Il est renvoyé, pour l'exposé complet des moyens et prétentions des parties, aux conclusions susvisées, conformément aux dispositions de l'article 455 du code de procédure civile.
C'est en l'état que l'instruction a été clôturée par ordonnance du 15 novembre 2022.
MOTIFS de la DECISION
Sur la demande principale :
Selon les dispositions des articles 1992 et 1993 du code civil, le mandataire répond des fautes qu'il commet dans sa gestion, et tout mandataire est tenu de rendre compte de sa gestion, et de faire raison aux mandants de tout ce qu'il a reçu en vertu de sa procuration.
L'article 1226 de ce même code précise que le créancier peut, à ses risques et périls, résoudre le contrat par voie de notification et que sauf urgence, il doit préalablement mettre en demeure le débiteur défaillant de satisfaire à son engagement dans un délai raisonnable.
En application de ces dernières dispositions, il résulte de la jurisprudence de la cour de cassation que, toutefois, la gravité du comportement d'une partie à un contrat peut justifier que l'autre partie y mette fin de manière unilatérale à ses risques et périls, sans être tenue de mettre préalablement son cocontractant en demeure de respecter ses obligations ni de caractériser une situation d'urgence.

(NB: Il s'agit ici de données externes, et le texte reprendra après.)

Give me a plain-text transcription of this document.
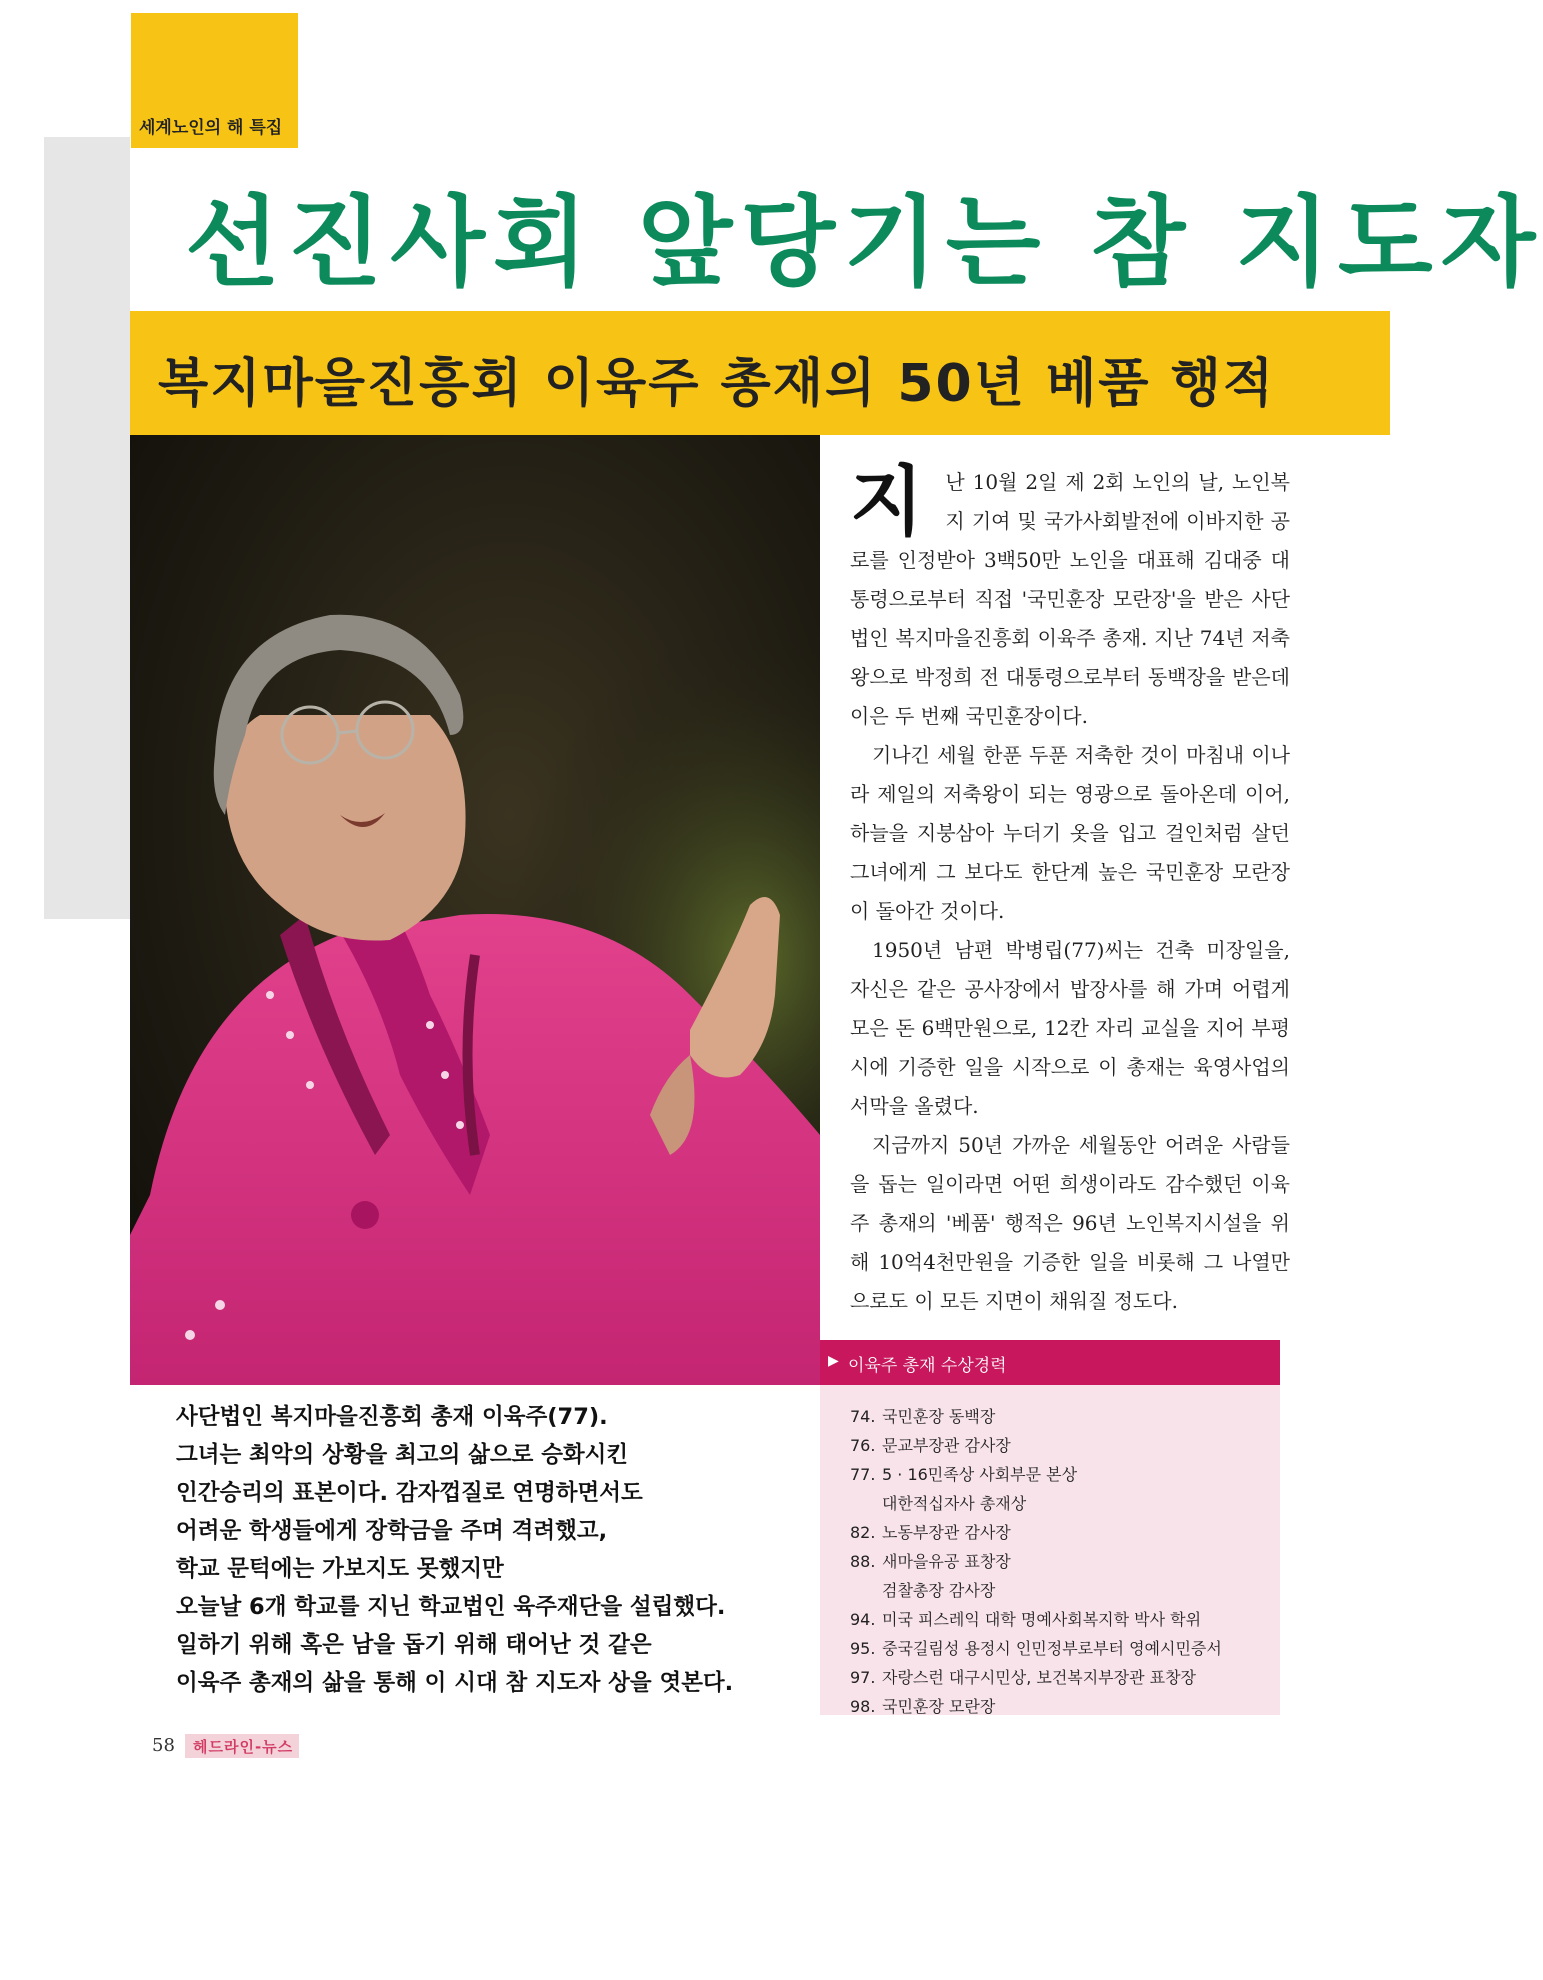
세계노인의 해 특집
선진사회 앞당기는 참 지도자
복지마을진흥회 이육주 총재의 50년 베품 행적

지 난 10월 2일 제 2회 노인의 날, 노인복지 기여 및 국가사회발전에 이바지한 공로를 인정받아 3백50만 노인을 대표해 김대중 대통령으로부터 직접 '국민훈장 모란장'을 받은 사단법인 복지마을진흥회 이육주 총재. 지난 74년 저축왕으로 박정희 전 대통령으로부터 동백장을 받은데 이은 두 번째 국민훈장이다.

기나긴 세월 한푼 두푼 저축한 것이 마침내 이나라 제일의 저축왕이 되는 영광으로 돌아온데 이어, 하늘을 지붕삼아 누더기 옷을 입고 걸인처럼 살던 그녀에게 그 보다도 한단계 높은 국민훈장 모란장이 돌아간 것이다.

1950년 남편 박병립(77)씨는 건축 미장일을, 자신은 같은 공사장에서 밥장사를 해 가며 어렵게 모은 돈 6백만원으로, 12칸 자리 교실을 지어 부평시에 기증한 일을 시작으로 이 총재는 육영사업의 서막을 올렸다.

지금까지 50년 가까운 세월동안 어려운 사람들을 돕는 일이라면 어떤 희생이라도 감수했던 이육주 총재의 '베품' 행적은 96년 노인복지시설을 위해 10억4천만원을 기증한 일을 비롯해 그 나열만으로도 이 모든 지면이 채워질 정도다.

사단법인 복지마을진흥회 총재 이육주(77).
그녀는 최악의 상황을 최고의 삶으로 승화시킨
인간승리의 표본이다. 감자껍질로 연명하면서도
어려운 학생들에게 장학금을 주며 격려했고,
학교 문턱에는 가보지도 못했지만
오늘날 6개 학교를 지닌 학교법인 육주재단을 설립했다.
일하기 위해 혹은 남을 돕기 위해 태어난 것 같은
이육주 총재의 삶을 통해 이 시대 참 지도자 상을 엿본다.
▶ 이육주 총재 수상경력
74. 국민훈장 동백장
76. 문교부장관 감사장
77. 5 · 16민족상 사회부문 본상
대한적십자사 총재상
82. 노동부장관 감사장
88. 새마을유공 표창장
검찰총장 감사장
94. 미국 피스레익 대학 명예사회복지학 박사 학위
95. 중국길림성 용정시 인민정부로부터 영예시민증서
97. 자랑스런 대구시민상, 보건복지부장관 표창장
98. 국민훈장 모란장
58 헤드라인-뉴스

En l'espèce, les contrats de mandat de gestion immobilière du 10 décembre 2018 stipulent :
Renouvellement/Résiliation : le présent contrat est conclu pour un an, renouvelable par tacite reconduction (pour une durée de 10 ans), il prendra effet le 1er janvier 2019 et pourra se résilier 3 mois avant l'échéance annuelle du règlement du loyer (soit avant le 31 août de l'année en cours) par la partie qui préviendra l'autre par lettre recommandée avec avis d'accusé de réception.
Mme [F] a résilié les cinq mandats de gestion le 1er décembre 2019, sans respecter le délai de préavis mentionné au contrat, invoquant les fautes de la société Le carré vert.

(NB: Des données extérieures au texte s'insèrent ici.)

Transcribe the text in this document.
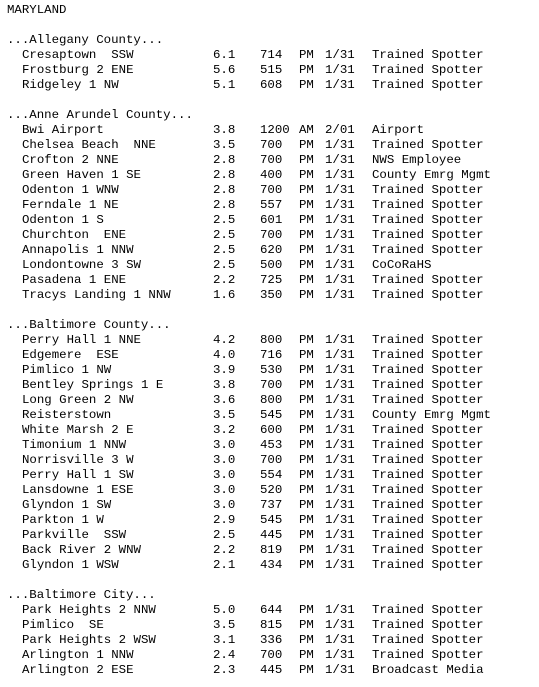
MARYLAND
...Allegany County...
Cresaptown  SSW	6.1 714 PM 1/31 Trained Spotter
Frostburg 2 ENE	5.6 515 PM 1/31 Trained Spotter
Ridgeley 1 NW	5.1 608 PM 1/31 Trained Spotter
...Anne Arundel County...
Bwi Airport	3.8 1200 AM 2/01 Airport
Chelsea Beach  NNE	3.5 700 PM 1/31 Trained Spotter
Crofton 2 NNE	2.8 700 PM 1/31 NWS Employee
Green Haven 1 SE	2.8 400 PM 1/31 County Emrg Mgmt
Odenton 1 WNW	2.8 700 PM 1/31 Trained Spotter
Ferndale 1 NE	2.8 557 PM 1/31 Trained Spotter
Odenton 1 S	2.5 601 PM 1/31 Trained Spotter
Churchton  ENE	2.5 700 PM 1/31 Trained Spotter
Annapolis 1 NNW	2.5 620 PM 1/31 Trained Spotter
Londontowne 3 SW	2.5 500 PM 1/31 CoCoRaHS
Pasadena 1 ENE	2.2 725 PM 1/31 Trained Spotter
Tracys Landing 1 NNW	1.6 350 PM 1/31 Trained Spotter
...Baltimore County...
Perry Hall 1 NNE	4.2 800 PM 1/31 Trained Spotter
Edgemere  ESE	4.0 716 PM 1/31 Trained Spotter
Pimlico 1 NW	3.9 530 PM 1/31 Trained Spotter
Bentley Springs 1 E	3.8 700 PM 1/31 Trained Spotter
Long Green 2 NW	3.6 800 PM 1/31 Trained Spotter
Reisterstown	3.5 545 PM 1/31 County Emrg Mgmt
White Marsh 2 E	3.2 600 PM 1/31 Trained Spotter
Timonium 1 NNW	3.0 453 PM 1/31 Trained Spotter
Norrisville 3 W	3.0 700 PM 1/31 Trained Spotter
Perry Hall 1 SW	3.0 554 PM 1/31 Trained Spotter
Lansdowne 1 ESE	3.0 520 PM 1/31 Trained Spotter
Glyndon 1 SW	3.0 737 PM 1/31 Trained Spotter
Parkton 1 W	2.9 545 PM 1/31 Trained Spotter
Parkville  SSW	2.5 445 PM 1/31 Trained Spotter
Back River 2 WNW	2.2 819 PM 1/31 Trained Spotter
Glyndon 1 WSW	2.1 434 PM 1/31 Trained Spotter
...Baltimore City...
Park Heights 2 NNW	5.0 644 PM 1/31 Trained Spotter
Pimlico  SE	3.5 815 PM 1/31 Trained Spotter
Park Heights 2 WSW	3.1 336 PM 1/31 Trained Spotter
Arlington 1 NNW	2.4 700 PM 1/31 Trained Spotter
Arlington 2 ESE	2.3 445 PM 1/31 Broadcast Media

Au préalable, il convient de rappeler que la société Le carré vert n'est investie que d'une obligation de moyens dans son mandat de gestion, mais qu'elle doit toutefois accomplir toutes les diligences nécessaires à l'exécution de son mandat pour assurer l'efficacité de ce dernier.
De manière générale, Mme [F] soutient que la société Le carré vert a manqué à ses obligations contractuelles en lui faisant subir une très importante perte de chiffres d'affaires durant l'année 2019, malgré des travaux de rénovation et d'embellissement de ses biens immobiliers très importants et dont elle justifie.
Mme [F] produit une attestation de son expert-comptable datée du 28 mai 2021 aux termes de laquelle, pour les cinq mandats de gestion correspondant à ses cinq villas :
Elle a réalisé en 2018 un chiffres d'affaires HT de 63 219 euros (et a réglé à la société Le carré vert 5 661,51 euros de charges) ;
Elle a réalisé en 2019 un chiffres d'affaires HT de 44 349 euros (et a réglé 5 997, 21 euros de charges) ;
Elle indique sans toutefois en justifier qu'en 2020, en assurant elle-même la gestion de ses biens immobiliers, son bénéfice locatif a été de 52 500 euros, et elle rappelle qu'il avait été de 55 071 euros en 2017.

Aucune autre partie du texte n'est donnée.